The IME launched PowerShell in the user session. EPM intercepted it. With it, PowerShell was relaunched, silently, as the virtual account. When that happened, the working directory changed and the script path no longer existed. PowerShell had no idea where to find Install.ps1, which explains the error: the -file parameter does not exist. The new PowerShell window opened. It tried to execute the file. It couldn’t find it. And it crashed while showing the file parameter does not exist error.
That’s what the user noticed. Not Intune. Not the logs. Just a PowerShell Window for a second, before it disappeared with the message: the -file parameter does not exist
The EPM logs confirmed the error: file parameter does not exist
To be sure, we pulled the EPM logs from the device. We didn’t have to scroll far.
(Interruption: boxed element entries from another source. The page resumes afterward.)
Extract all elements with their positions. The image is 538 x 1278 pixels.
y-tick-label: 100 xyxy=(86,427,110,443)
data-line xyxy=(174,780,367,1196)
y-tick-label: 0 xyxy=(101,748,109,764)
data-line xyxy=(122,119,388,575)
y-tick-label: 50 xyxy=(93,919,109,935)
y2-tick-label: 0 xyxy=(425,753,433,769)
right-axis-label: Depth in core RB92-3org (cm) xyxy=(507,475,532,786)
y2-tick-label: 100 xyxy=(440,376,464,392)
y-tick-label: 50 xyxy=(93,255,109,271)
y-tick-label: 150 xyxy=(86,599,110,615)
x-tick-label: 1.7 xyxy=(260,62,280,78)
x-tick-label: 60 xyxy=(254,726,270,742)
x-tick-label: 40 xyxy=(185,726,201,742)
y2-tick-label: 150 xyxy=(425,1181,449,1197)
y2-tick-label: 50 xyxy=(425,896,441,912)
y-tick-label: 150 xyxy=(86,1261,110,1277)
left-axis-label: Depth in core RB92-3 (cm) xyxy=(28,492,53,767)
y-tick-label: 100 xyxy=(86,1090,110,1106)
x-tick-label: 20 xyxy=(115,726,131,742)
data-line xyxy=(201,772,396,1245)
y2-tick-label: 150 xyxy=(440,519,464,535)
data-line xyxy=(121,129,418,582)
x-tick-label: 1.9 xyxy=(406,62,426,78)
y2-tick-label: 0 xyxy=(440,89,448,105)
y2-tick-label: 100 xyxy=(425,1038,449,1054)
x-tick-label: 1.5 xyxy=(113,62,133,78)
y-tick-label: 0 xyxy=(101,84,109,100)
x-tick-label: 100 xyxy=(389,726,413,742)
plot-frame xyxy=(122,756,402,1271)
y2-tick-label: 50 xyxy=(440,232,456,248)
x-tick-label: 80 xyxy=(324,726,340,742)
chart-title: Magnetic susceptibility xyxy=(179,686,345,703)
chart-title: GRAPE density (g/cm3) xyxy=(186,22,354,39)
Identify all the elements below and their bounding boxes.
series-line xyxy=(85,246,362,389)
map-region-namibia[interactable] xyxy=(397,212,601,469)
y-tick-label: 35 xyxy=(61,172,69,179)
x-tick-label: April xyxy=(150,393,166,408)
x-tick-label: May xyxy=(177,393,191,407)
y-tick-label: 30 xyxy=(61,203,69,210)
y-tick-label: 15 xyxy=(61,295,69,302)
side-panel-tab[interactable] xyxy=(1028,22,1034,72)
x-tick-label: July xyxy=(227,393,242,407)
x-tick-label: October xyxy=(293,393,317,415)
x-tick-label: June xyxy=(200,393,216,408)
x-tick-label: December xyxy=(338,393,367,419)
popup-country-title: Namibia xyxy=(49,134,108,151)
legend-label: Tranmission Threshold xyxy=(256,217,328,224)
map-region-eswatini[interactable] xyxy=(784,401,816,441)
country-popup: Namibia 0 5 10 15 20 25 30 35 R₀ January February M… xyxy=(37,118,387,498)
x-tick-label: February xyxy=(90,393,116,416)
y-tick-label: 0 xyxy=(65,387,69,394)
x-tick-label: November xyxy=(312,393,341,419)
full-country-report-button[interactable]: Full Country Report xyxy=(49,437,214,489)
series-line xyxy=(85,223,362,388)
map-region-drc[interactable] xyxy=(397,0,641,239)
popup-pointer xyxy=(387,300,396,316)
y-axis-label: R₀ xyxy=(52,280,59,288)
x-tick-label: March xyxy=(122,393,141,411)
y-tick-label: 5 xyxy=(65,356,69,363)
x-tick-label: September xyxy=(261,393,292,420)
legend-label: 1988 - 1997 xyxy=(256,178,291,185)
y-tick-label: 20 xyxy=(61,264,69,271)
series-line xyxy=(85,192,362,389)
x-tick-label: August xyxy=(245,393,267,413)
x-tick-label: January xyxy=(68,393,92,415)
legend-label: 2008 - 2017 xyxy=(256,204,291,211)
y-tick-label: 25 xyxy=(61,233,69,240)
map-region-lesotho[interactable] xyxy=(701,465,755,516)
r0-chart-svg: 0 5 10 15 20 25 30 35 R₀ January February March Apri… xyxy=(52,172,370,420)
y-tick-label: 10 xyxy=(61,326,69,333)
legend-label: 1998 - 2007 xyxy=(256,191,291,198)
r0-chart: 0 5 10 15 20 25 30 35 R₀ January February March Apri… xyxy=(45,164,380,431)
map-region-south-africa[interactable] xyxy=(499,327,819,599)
RetrievePolicyIdentitiesFromLookup call succeeded, entry ‘powershell.exe’, rule lookup name ‘FileName’, policies retrieved 1
CreateProcessAsUserEx: Creating suspended process – C:\Windows\System32\WindowsPowerShell\v1.0\powershell.exe
There it was. EPM noticed powershell.exe, matched the EPM Auto Elevation rule, and launched it under the virtual elevation account. The original PowerShell process was gone. In its place was a clean, empty environment with no knowledge of where it came from. From here, the failure made perfect sense.
Even if the script had run… it still would’ve broken
Let’s say the command had used an absolute path. Let’s say PowerShell somehow managed to find the file and execute it anyway. It still would have failed. Because anything the script tried to write to HKCU, %APPDATA%, or the user profile would’ve gone into the virtual account’s profile, not the actual user’s. The detection logic wouldn’t have worked. Registry keys would have landed in the wrong hive. Licensing settings would have missed the real user. The install might have looked successful, but the app wouldn’t have worked. This wasn’t just a broken path. This was a completely different user.
What fixed the file parameter does not exist error
Once we knew EPM was involved, the fix was obvious. We changed the app’s install behavior from User to System. That alone stopped EPM from getting involved. The app installed without any issues. PowerShell ran quietly, and the file executed. No black window. No popup. Everything just worked.
We also removed the automatic elevation rule for PowerShell.exe, because let’s be honest, that rule is dangerous. Giving admin rights to PowerShell is the same as giving admin rights to everything. If you want to elevate an app, elevate the app. Don’t elevate the tool that runs code.
What about the Elevation Account feature?
There’s some light at the end of this tunnel. Some time ago, I also wrote a post about a new EPM capability, called Elevate As Current User (ElevationAccount = User). It’s a new EPM feature Microsoft is working on that will allow elevated processes to keep the original user’s identity instead of switching to the EPM virtual account.
When the Elevate As Current User feature rolls out, the issue described in this blog shouldn’t occur anymore. PowerShell would have remained in the original user session, with access to the user’s profile, registry hive, and working folder. It wouldn’t have crashed, and the install would’ve worked.
But even then, elevating PowerShell itself still isn’t a good idea. It’s still too broad, too risky, too open-ended. If you trust an app, elevate the app. Not the scripting engine that can do everything else on the system.
Conclusion
At first, this looked like a broken detection PowerShell script. The file was there. The command was correct. The logs were clean. The only sign that something went wrong was a PowerShell window flashing on screen with the error The -file parameter does not exist
But when we looked closer, we realized something had replaced the process mid-flight. The virtual account took over the installation. And that new identity wasn’t meant to run the PowerShell script with the -file parameter at all.